Sous cette vitalité se cache une noblesse généreuse. Baltasar est loyal et protecteur envers les siens, bien que son cœur de voyageur le pousse parfois à s'éloigner. La myrrhe qu'il offre — parfum lié au sacrifice — révèle son côté profond : il sait que la vie a ses ombres et ne les fuit pas ; il les affronte de front avec une sérénité surprenante pour quelqu'un d'aussi vif.
Son défi est l'ancre : tant d'enthousiasme peut se disperser, et Baltasar a du mal à terminer ce qu'il commence lorsque la prochaine aventure approche. Mais lorsque quelque chose — ou quelqu'un — lui importe vraiment, il fait preuve d'une constance inattendue. Il incarne l'ouverture à l'autre, la certitude que le différent enrichit. Comme le Roi qui a traversé des déserts guidé par une étoile, Baltasar vit convaincu que le meilleur se trouve toujours un peu plus loin, et qu'il vaut la peine de se mettre en route pour le découvrir.
Portrait ludique, à prendre avec le sourire — notre méthodologie.
Baltasar ne cherche pas l'amour facile ; il exige un pacte sacré, une dévotion qui traverse la peau avant l'âme. Sa sensualité est ancienne, lourde, chargée de la poussée de Babylone et du poids de la couronne. Il ne séduit pas par des mots vides, mais par la présence silencieuse de celui qui sait que le destin, représenté par Bel, a déjà tracé le chemin. Il est passionné, mais avec une froideur royale qui intimide les âmes fragiles.
Il a besoin de quelqu'un qui ne craigne pas son ombre, qui voie dans son regard une protection divine et non de la distance.
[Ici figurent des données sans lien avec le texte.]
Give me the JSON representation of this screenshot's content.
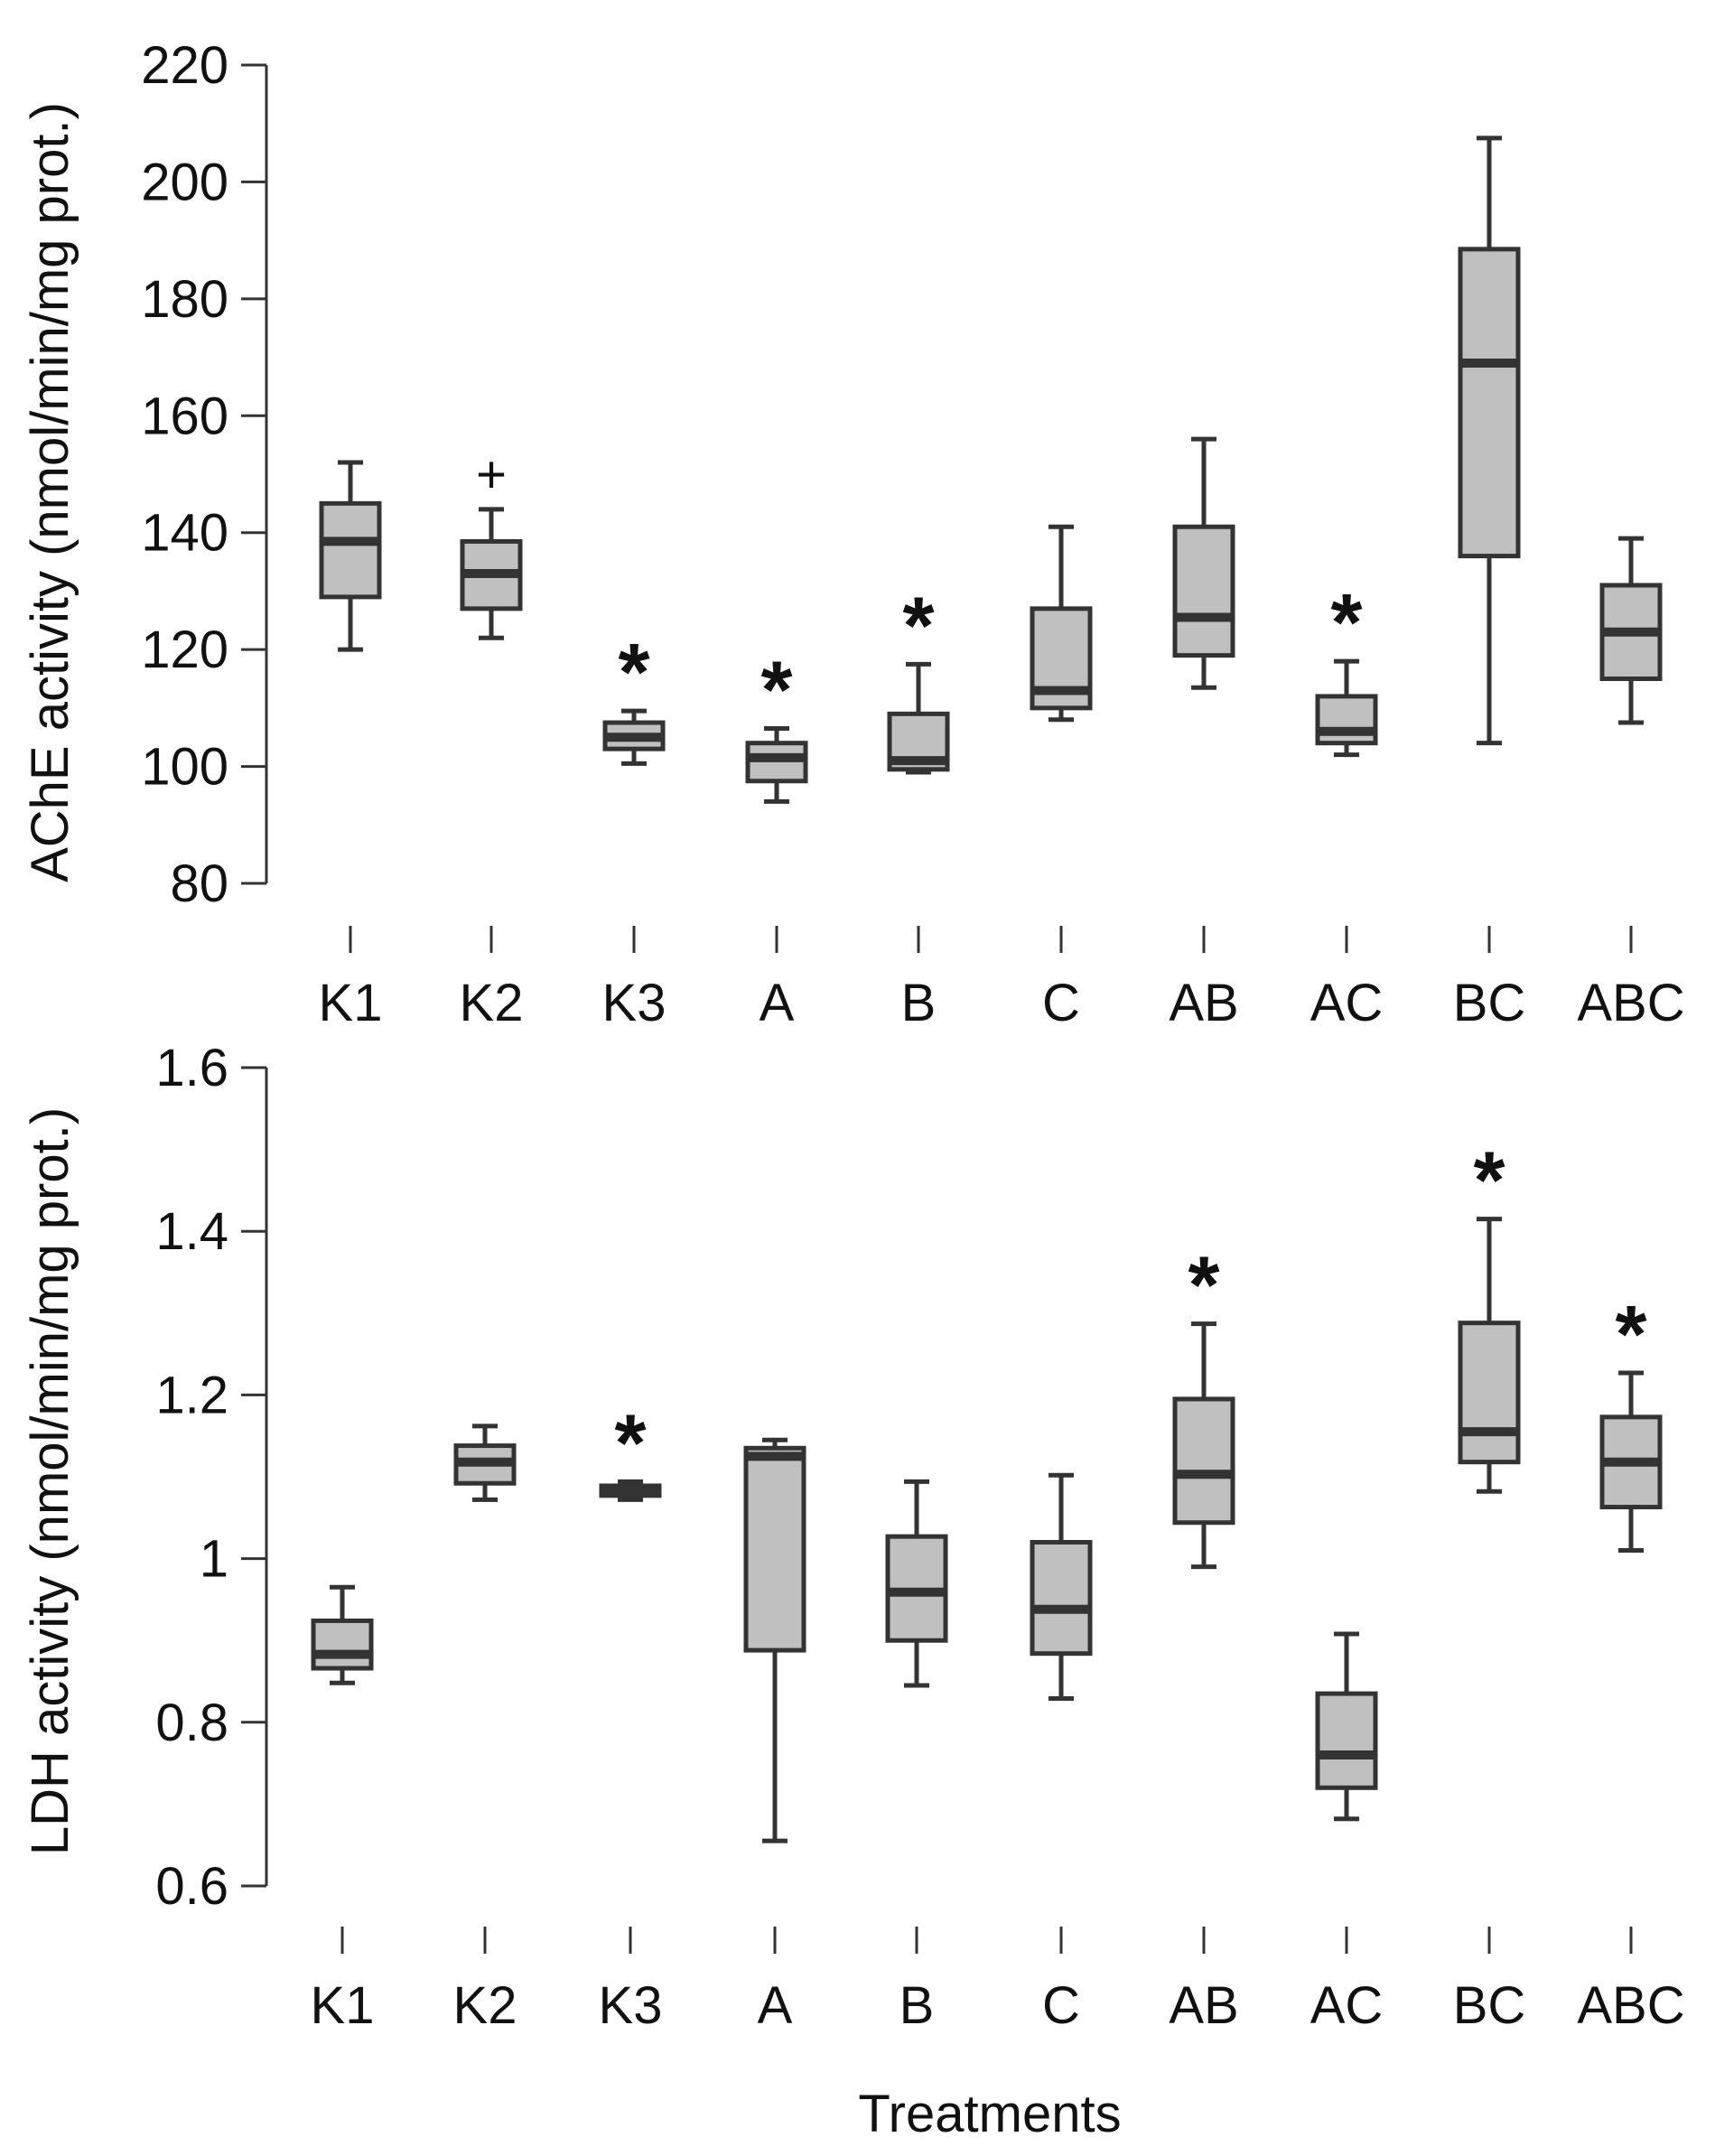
{
  "figure": {
    "xlabel": "Treatments",
    "colors": {
      "box_fill": "#c0c0c0",
      "stroke": "#333333",
      "median": "#333333"
    }
  },
  "chart_data": [
    {
      "type": "box",
      "ylabel": "AChE activity (nmol/min/mg prot.)",
      "ylim": [
        80,
        220
      ],
      "yticks": [
        80,
        100,
        120,
        140,
        160,
        180,
        200,
        220
      ],
      "ytick_labels": [
        "80",
        "100",
        "120",
        "140",
        "160",
        "180",
        "200",
        "220"
      ],
      "categories": [
        "K1",
        "K2",
        "K3",
        "A",
        "B",
        "C",
        "AB",
        "AC",
        "BC",
        "ABC"
      ],
      "boxes": [
        {
          "min": 120,
          "q1": 129,
          "median": 138.5,
          "q3": 145,
          "max": 152,
          "marker": ""
        },
        {
          "min": 122,
          "q1": 127,
          "median": 133,
          "q3": 138.5,
          "max": 144,
          "marker": "",
          "outlier": 150,
          "outlier_symbol": "+"
        },
        {
          "min": 100.5,
          "q1": 103,
          "median": 105,
          "q3": 107.5,
          "max": 109.5,
          "marker": "*"
        },
        {
          "min": 94,
          "q1": 97.5,
          "median": 101.5,
          "q3": 104,
          "max": 106.5,
          "marker": "*"
        },
        {
          "min": 99,
          "q1": 99.5,
          "median": 101,
          "q3": 109,
          "max": 117.5,
          "marker": "*"
        },
        {
          "min": 108,
          "q1": 110,
          "median": 113,
          "q3": 127,
          "max": 141,
          "marker": ""
        },
        {
          "min": 113.5,
          "q1": 119,
          "median": 125.5,
          "q3": 141,
          "max": 156,
          "marker": ""
        },
        {
          "min": 102,
          "q1": 104,
          "median": 106,
          "q3": 112,
          "max": 118,
          "marker": "*"
        },
        {
          "min": 104,
          "q1": 136,
          "median": 169,
          "q3": 188.5,
          "max": 207.5,
          "marker": ""
        },
        {
          "min": 107.5,
          "q1": 115,
          "median": 123,
          "q3": 131,
          "max": 139,
          "marker": ""
        }
      ]
    },
    {
      "type": "box",
      "ylabel": "LDH activity (nmol/min/mg prot.)",
      "ylim": [
        0.6,
        1.6
      ],
      "yticks": [
        0.6,
        0.8,
        1.0,
        1.2,
        1.4,
        1.6
      ],
      "ytick_labels": [
        "0.6",
        "0.8",
        "1",
        "1.2",
        "1.4",
        "1.6"
      ],
      "categories": [
        "K1",
        "K2",
        "K3",
        "A",
        "B",
        "C",
        "AB",
        "AC",
        "BC",
        "ABC"
      ],
      "boxes": [
        {
          "min": 0.848,
          "q1": 0.866,
          "median": 0.883,
          "q3": 0.924,
          "max": 0.965,
          "marker": ""
        },
        {
          "min": 1.072,
          "q1": 1.092,
          "median": 1.118,
          "q3": 1.138,
          "max": 1.162,
          "marker": ""
        },
        {
          "min": 1.072,
          "q1": 1.077,
          "median": 1.083,
          "q3": 1.089,
          "max": 1.094,
          "marker": "*"
        },
        {
          "min": 0.655,
          "q1": 0.888,
          "median": 1.125,
          "q3": 1.135,
          "max": 1.145,
          "marker": ""
        },
        {
          "min": 0.845,
          "q1": 0.9,
          "median": 0.959,
          "q3": 1.027,
          "max": 1.094,
          "marker": ""
        },
        {
          "min": 0.829,
          "q1": 0.884,
          "median": 0.938,
          "q3": 1.02,
          "max": 1.102,
          "marker": ""
        },
        {
          "min": 0.99,
          "q1": 1.044,
          "median": 1.103,
          "q3": 1.195,
          "max": 1.287,
          "marker": "*"
        },
        {
          "min": 0.682,
          "q1": 0.72,
          "median": 0.76,
          "q3": 0.835,
          "max": 0.908,
          "marker": ""
        },
        {
          "min": 1.082,
          "q1": 1.118,
          "median": 1.155,
          "q3": 1.288,
          "max": 1.415,
          "marker": "*"
        },
        {
          "min": 1.01,
          "q1": 1.063,
          "median": 1.118,
          "q3": 1.173,
          "max": 1.227,
          "marker": "*"
        }
      ]
    }
  ]
}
Il tombe amoureux de l'intensité, de cette complicité qui ne se comprend que dans les chuchotements de la nuit. Mais il fuit la banalité, la légèreté de ceux qui ne comprennent pas le sacrifice. Pour lui, aimer est protéger, c'est gouverner avec une tendresse absolue. Si tu arrives à gagner sa confiance, il te livrera un feu éternel ; si tu échoues, il te renverra au néant avec la même indifférence avec laquelle le roi jugeait ses sujets. Son baiser a le goût de l'histoire, du pouvoir et d'une loyauté inébranlable.
Du babylonien Bel-shar-usur, « que le dieu Bel protège le roi » ; c'est le nom traditionnel d'un Roi Mage.
« Que Bel protège le roi » ; sous sa forme Belsasar, il figure dans le Livre de Daniel comme roi de Babylone.
Le 6 janvier, fête de l'Épiphanie ou Jour des Rois.
La myrrhe, selon la tradition la plus répandue.
C'est un prénom masculin et peu courant, très lié à Noël ; le diminutif « Balta » est populaire en Argentine et au Chili.